Innate immune regulation of cGAS‐STING‐mediated immune pathways by the host or viral elements. Regulation of cGAS‐mediated immune pathways include i) neutralization of viral nucleic acids, capsid, and proteins by host elements, ii) inhibition of DNA binding to cGAS by viral proteins, iii) inhibition of cGAS activity, cGAS downstream signaling, and its expression by viral‐encoded proteins, phosphorylation, methylation and autophagy, iv) inhibition, blockade, and activity prevention of cGAMP, STING‐TBK1, IRF3/7, NF‐κB, ISGs, IFNs, JAK/STAT signaling pathway, and other cytokines by several viral‐encoded proteins and host elements. Additionally, cGAS is indispensable for cGAS‐STING‐mediated antitumor immunity by superior cross‐presentation of tumor‐related antigens to CD8 T‐cells or CTLs.

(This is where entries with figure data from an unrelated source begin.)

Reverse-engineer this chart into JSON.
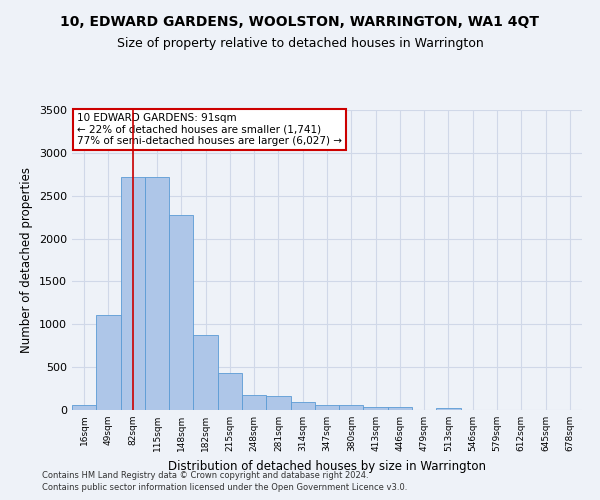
{
  "title": "10, EDWARD GARDENS, WOOLSTON, WARRINGTON, WA1 4QT",
  "subtitle": "Size of property relative to detached houses in Warrington",
  "xlabel": "Distribution of detached houses by size in Warrington",
  "ylabel": "Number of detached properties",
  "categories": [
    "16sqm",
    "49sqm",
    "82sqm",
    "115sqm",
    "148sqm",
    "182sqm",
    "215sqm",
    "248sqm",
    "281sqm",
    "314sqm",
    "347sqm",
    "380sqm",
    "413sqm",
    "446sqm",
    "479sqm",
    "513sqm",
    "546sqm",
    "579sqm",
    "612sqm",
    "645sqm",
    "678sqm"
  ],
  "values": [
    55,
    1110,
    2720,
    2720,
    2280,
    870,
    430,
    170,
    165,
    90,
    60,
    55,
    40,
    30,
    0,
    20,
    0,
    0,
    0,
    0,
    0
  ],
  "bar_color": "#aec6e8",
  "bar_edge_color": "#5b9bd5",
  "vline_x": 2.0,
  "annotation_line1": "10 EDWARD GARDENS: 91sqm",
  "annotation_line2": "← 22% of detached houses are smaller (1,741)",
  "annotation_line3": "77% of semi-detached houses are larger (6,027) →",
  "annotation_box_color": "#ffffff",
  "annotation_box_edgecolor": "#cc0000",
  "vline_color": "#cc0000",
  "ylim": [
    0,
    3500
  ],
  "yticks": [
    0,
    500,
    1000,
    1500,
    2000,
    2500,
    3000,
    3500
  ],
  "grid_color": "#d0d8e8",
  "bg_color": "#eef2f8",
  "title_fontsize": 10,
  "subtitle_fontsize": 9,
  "footer1": "Contains HM Land Registry data © Crown copyright and database right 2024.",
  "footer2": "Contains public sector information licensed under the Open Government Licence v3.0."
}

SOCS, suppressor of cytokine signaling; IFNAR, IFN‐α/β receptor; CTL, cytotoxic T‐cell; CD, cluster of differentiation; Ub, ubiquitin.

Figure 5

cGAS is essential in cellular senescence and SASP regulation. A) Senescence is triggered by various cellular stresses and cell damage, succeeding the accrual of cytosolic DNA. Consequently, cGAS recognizes DNA and triggers the cGAS–STING pathway to produce SASP factors and induce autocrine and paracrine senescence. Anti‐inflammatory cytokines mediate the clearance of tumor cells by immune cells, whereas pro‐inflammatory cytokines enhance tumorigenesis. B) The processes that lead to cellular senescence, age‐associated diseases, and fundamental aging mechanisms. Interacting with these processes may provide possible therapeutic measures to improve human health.